4 April 2012
In the third in a series of guest posts, Rowan Bosworth-Davies, a financial crime consultant and former Scotland Yard detective, examines the strange assumption that ultimately lay behind the Financial Services Authority’s failure
When I was a detective at the Metropolitan Police Company Fraud Department, in 1984, my commander sent me to the USA to study the American way of financial regulation. I returned a committed convert to US methods of regulating the financial sector.
Sadly, under president Ronald Reagan and then under president George W Bush, deregulatory tendencies were allowed to predominate. This directly led to financial carnage seen on Wall Street recently. However I remained impressed by the committed nature of US regulators and their desire to do the right thing. While I was in Washington D.C., studying at the Securities Exchange Commission, the British government published a White Paper that would become the basis for the Financial Services & Markets Act 2000.

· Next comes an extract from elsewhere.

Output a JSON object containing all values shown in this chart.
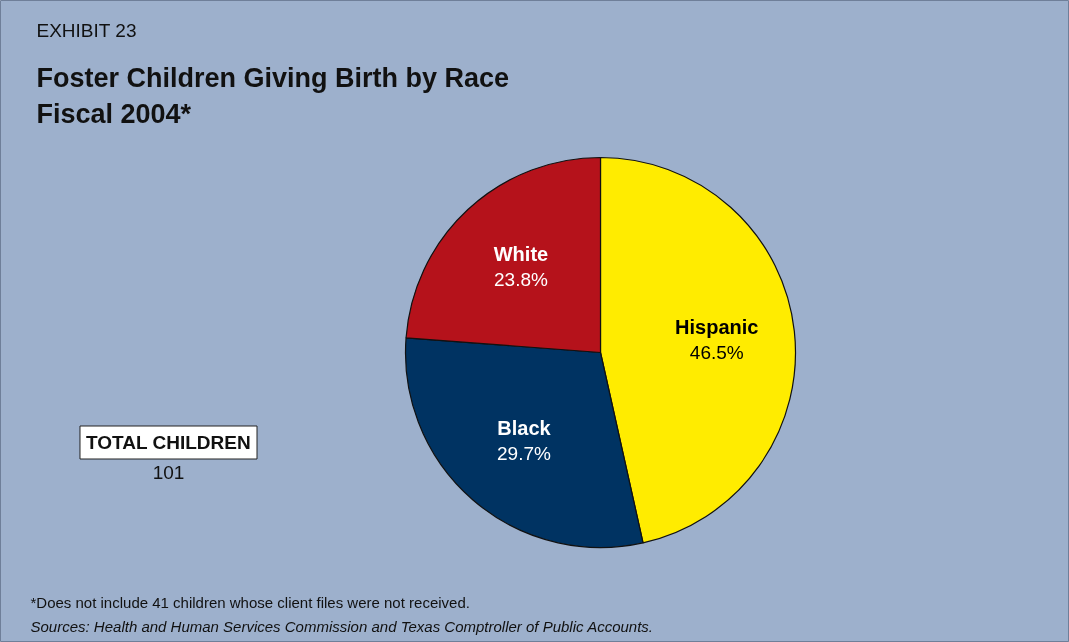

The SEC’s head of enforcement, John Fedders, read this document, and when I went to see him to say goodbye, he said to me: “…You Brits assume that any man who looks after other people’s money is a gentleman and you are shocked and horrified when you find the converse is true. We Americans assume that every man who looks after other people’s money has the propensity to be a crook, and we legislate for the possibility. When your people take the time and spend the money necessary to regulate the financial sector properly, and stop assuming it can be done by accountants in their spare time, and bankers taking a sabbatical, then we’ll take you seriously. Until then, don’t waste our time…”
He was right then, and he would be right now, but I don’t think anything will change the status quo. All the time we have men like FSA chief executive Hector Sants running the show, we will continue to be at the mercy of the crooks and the wise guys!